Penmort Castle (Ghosts and Reincarnation #1)(127)
“You do?” she breathed.
“Yes,” he said shortly, “I do.”
“How… when…” she stammered, “how?”
Cash shifted, twisting her so her back was against the arm of the chair, he pulled her body further across his lap, her legs were hanging over the other arm and his torso was partially resting on hers. It was a far more comfortable and intimate position and Abby’s brain registered just how much she liked it when he continued.
“When my father died, the police suspected Alistair but couldn’t pin anything on him. Even though the trail was cold, there was enough to explore so I took up the threads of their investigations. I found out the man who tampered with the brakes of my father’s car got nicked for another job. He told his cellmate what he’d done. With a little persuasion, his cellmate told me.”
Abby felt her heart start to beat faster.
“You should go to the police,” she encouraged.
Cash shook his head. “The person who Alistair paid to do it is now dead. Died in prison, diabetes. His cellmate is still alive but it’s hearsay. There’s no point.”
Abby put her hands to his neck and asked, “If you know, then how can you be here? How can you sit at his table? How can you –”
Cash interrupted her. “It’s my table, Abby.”
“You know that now,” she returned, “but you just found out Alistair isn’t a Beaumaris.”
“It’s been my table for two months,” Cash replied and Abby’s breath stuck in her throat. “Alistair is in debt up to his teeth. I bought the notes. If he paid the loans he’s taken against the castle, which he doesn’t, he’d be paying me.”
Abby felt her eyes grow round and Cash got closer.
“That’s why you’re here, darling. I’ve been playing with him for a year, making him think I might be interested in one of his stepdaughters in order to keep his attention off the fact I was stealing his house from under his nose. This weekend you’re here to rub his face in one failure, his not securing a Beaumaris to marry one of his stepdaughters, while I rub his nose in the ultimate failure for any Beaumaris, true or not, by informing him he needs to pack his bags and get… the f**k… out.”
Abby stared at him then whispered, “You’ve owned it all along?”
Cash nodded then went on. “I took it and then you gave me proof that it was mine in the first place. Either way, he’s out.”
Abby was stunned. Abby was also worried.
“But, what about Nicola?” Abby asked.
Cash muttered dryly, “She can stay.”
“Fenella? Honor?” Abby pressed.
His head descended and his mouth touched her collarbone. “I’m beginning to like them. You bring out the best in people. They can stay too,” he replied generously, Abby opened her mouth again but Cash beat her to it when his head came up and he stated flatly, “Suzanne goes.”
Abby stared at him a moment then her voice went soft. “So all this time, you knew your Dad wanted to marry your Mom?”
He shook his head, his jaw went hard as did his eyes and he muttered, “That was news.”
“Did you know he wanted you to inherit?” Abby asked.
“I knew he was scrutinising the covenant.

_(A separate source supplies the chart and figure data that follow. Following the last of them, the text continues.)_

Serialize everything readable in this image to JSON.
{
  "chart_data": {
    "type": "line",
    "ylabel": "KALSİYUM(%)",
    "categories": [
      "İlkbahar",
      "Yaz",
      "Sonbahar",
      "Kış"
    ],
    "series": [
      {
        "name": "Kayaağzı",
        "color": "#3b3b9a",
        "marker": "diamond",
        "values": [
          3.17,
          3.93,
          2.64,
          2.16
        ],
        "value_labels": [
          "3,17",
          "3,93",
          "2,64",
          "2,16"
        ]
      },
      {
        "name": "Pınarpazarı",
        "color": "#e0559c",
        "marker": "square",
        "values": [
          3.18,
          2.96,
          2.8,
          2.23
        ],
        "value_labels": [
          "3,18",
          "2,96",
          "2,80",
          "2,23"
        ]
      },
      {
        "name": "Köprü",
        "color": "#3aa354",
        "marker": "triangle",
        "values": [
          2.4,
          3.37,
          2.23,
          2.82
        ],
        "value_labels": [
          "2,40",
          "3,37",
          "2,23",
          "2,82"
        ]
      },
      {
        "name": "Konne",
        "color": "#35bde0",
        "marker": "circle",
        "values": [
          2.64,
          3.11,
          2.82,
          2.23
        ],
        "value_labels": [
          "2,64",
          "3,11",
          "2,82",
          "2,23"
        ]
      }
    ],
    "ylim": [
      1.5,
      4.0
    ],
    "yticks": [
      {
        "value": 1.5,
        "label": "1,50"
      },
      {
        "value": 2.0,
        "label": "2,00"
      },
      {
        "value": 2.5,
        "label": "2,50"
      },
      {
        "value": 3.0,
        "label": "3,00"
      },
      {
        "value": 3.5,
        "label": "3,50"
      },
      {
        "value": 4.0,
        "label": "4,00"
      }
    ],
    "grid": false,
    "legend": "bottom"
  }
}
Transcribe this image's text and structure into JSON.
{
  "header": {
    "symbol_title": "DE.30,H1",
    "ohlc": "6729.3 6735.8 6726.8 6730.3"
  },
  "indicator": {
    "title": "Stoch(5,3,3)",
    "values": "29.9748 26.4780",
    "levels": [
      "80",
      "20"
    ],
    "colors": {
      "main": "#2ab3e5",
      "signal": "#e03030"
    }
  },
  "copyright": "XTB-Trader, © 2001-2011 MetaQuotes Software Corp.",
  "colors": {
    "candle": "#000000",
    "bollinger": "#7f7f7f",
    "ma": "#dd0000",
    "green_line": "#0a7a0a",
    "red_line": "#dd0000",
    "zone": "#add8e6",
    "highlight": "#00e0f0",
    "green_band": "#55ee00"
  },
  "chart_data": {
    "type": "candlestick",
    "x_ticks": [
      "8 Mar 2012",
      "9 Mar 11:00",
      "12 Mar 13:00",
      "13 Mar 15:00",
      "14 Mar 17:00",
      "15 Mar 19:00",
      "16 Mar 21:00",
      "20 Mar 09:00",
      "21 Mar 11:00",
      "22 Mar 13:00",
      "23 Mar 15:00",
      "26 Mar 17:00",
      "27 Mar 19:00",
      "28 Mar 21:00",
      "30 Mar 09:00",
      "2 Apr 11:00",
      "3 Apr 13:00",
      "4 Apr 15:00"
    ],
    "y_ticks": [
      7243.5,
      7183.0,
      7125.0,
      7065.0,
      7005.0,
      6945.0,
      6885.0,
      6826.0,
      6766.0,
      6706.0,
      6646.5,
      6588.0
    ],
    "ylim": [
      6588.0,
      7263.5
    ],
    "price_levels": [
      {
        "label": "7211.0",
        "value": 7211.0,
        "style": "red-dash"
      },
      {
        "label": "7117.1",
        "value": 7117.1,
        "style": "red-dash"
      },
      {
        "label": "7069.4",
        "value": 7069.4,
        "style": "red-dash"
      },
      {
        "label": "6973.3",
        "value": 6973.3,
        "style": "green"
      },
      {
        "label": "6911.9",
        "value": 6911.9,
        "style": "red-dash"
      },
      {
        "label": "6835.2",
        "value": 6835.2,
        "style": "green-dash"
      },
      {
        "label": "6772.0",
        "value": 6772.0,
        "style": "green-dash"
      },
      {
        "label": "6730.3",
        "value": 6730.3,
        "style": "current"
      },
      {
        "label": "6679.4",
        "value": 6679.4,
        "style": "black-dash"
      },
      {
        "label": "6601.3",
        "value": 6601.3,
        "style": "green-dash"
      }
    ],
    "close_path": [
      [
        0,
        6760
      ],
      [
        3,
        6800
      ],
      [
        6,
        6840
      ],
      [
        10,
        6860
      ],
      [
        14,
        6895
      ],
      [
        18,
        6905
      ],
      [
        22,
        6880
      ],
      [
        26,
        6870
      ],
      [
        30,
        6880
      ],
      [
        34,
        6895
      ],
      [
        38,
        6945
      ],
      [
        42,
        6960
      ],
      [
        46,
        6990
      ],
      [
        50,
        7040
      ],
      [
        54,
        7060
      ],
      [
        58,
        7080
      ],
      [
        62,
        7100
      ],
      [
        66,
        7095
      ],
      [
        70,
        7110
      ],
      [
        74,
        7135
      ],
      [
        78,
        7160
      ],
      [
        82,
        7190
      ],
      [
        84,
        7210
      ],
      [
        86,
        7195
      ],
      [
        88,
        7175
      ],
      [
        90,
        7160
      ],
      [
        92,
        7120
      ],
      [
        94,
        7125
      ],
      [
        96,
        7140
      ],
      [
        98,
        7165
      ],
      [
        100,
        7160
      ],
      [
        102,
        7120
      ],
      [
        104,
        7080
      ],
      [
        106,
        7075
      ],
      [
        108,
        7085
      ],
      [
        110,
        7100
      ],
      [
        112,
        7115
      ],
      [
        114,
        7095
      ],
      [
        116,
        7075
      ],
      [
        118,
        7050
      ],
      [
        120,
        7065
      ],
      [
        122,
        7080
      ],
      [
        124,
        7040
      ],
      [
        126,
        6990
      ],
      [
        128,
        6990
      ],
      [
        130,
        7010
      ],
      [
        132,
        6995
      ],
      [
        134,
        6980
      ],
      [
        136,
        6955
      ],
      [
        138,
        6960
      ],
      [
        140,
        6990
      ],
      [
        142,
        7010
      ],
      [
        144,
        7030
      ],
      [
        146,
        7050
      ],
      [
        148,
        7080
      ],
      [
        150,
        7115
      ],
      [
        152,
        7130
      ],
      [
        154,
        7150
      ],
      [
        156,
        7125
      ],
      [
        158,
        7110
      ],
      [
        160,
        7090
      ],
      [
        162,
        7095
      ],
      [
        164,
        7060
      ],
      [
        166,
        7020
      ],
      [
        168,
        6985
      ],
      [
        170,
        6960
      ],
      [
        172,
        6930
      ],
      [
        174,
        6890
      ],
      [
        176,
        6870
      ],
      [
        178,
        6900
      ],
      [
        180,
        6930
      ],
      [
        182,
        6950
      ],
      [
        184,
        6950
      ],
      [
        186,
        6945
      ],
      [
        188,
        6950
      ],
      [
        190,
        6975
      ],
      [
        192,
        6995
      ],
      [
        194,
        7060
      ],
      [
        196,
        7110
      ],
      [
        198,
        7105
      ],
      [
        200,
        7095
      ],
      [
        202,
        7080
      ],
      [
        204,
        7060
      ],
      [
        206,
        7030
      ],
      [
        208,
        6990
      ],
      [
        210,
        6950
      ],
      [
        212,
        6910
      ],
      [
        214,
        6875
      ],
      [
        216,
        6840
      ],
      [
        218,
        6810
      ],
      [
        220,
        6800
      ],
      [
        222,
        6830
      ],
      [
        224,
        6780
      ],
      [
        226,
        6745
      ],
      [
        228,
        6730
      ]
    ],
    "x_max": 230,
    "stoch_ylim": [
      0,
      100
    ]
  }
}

I guessed why,” Cash replied.
“You need to talk to Angus,” Abby told him.
“I’ll talk to Angus, after you’re safe,” Cash agreed. “All of this will happen after we know you’re safe.”
“Cash –” Abby started to argue, thinking it was Priority One that Alistair get his due.
“Abby,” he broke in, “after you’re safe.”
Abby didn’t let it go. “You can’t wait! He killed your father, Cash. You’ve been working on this for –”
He cut her off. “After you’re safe.”
“Cash!” she snapped and his face came close to hers.
“After… you’re… f*cking… safe,” he enunciated clearly, slowly and more than a little inflexibly.
All right then, after she was safe it was.
All of a sudden, all he said, what he’d done, dawned on her.
And she felt something odd steal over her, odd and thrilling.
She was, she realised, proud of him. It wasn’t her place to be proud but she couldn’t help it, she was.
And, she thought, the man who held her in his lap, in a turret, in his ancestral home, a home he’d been born to but denied and then cheated but he’d won it all the same, that man, Abby concluded, should celebrate.
And she knew exactly how he should do it.
Even though it scared the daylights out of her (for a variety of reasons), since she was living on limited time, she didn’t waste any of it.
Abruptly she asked, “Will you do something for me?”
His eyes moved over her face and she knew he was trying to read her mind.
Clearly failing, cautiously he replied, “That depends.”
She smiled.
When she did, his eyes dropped to her mouth but she pushed him back, slid off his lap, grabbed his hand and pulled him up from the chair. Then she tugged him to the door which she threw open and stepped out of the room.
With a sharp yank at her hand he hauled her back and she looked up at him.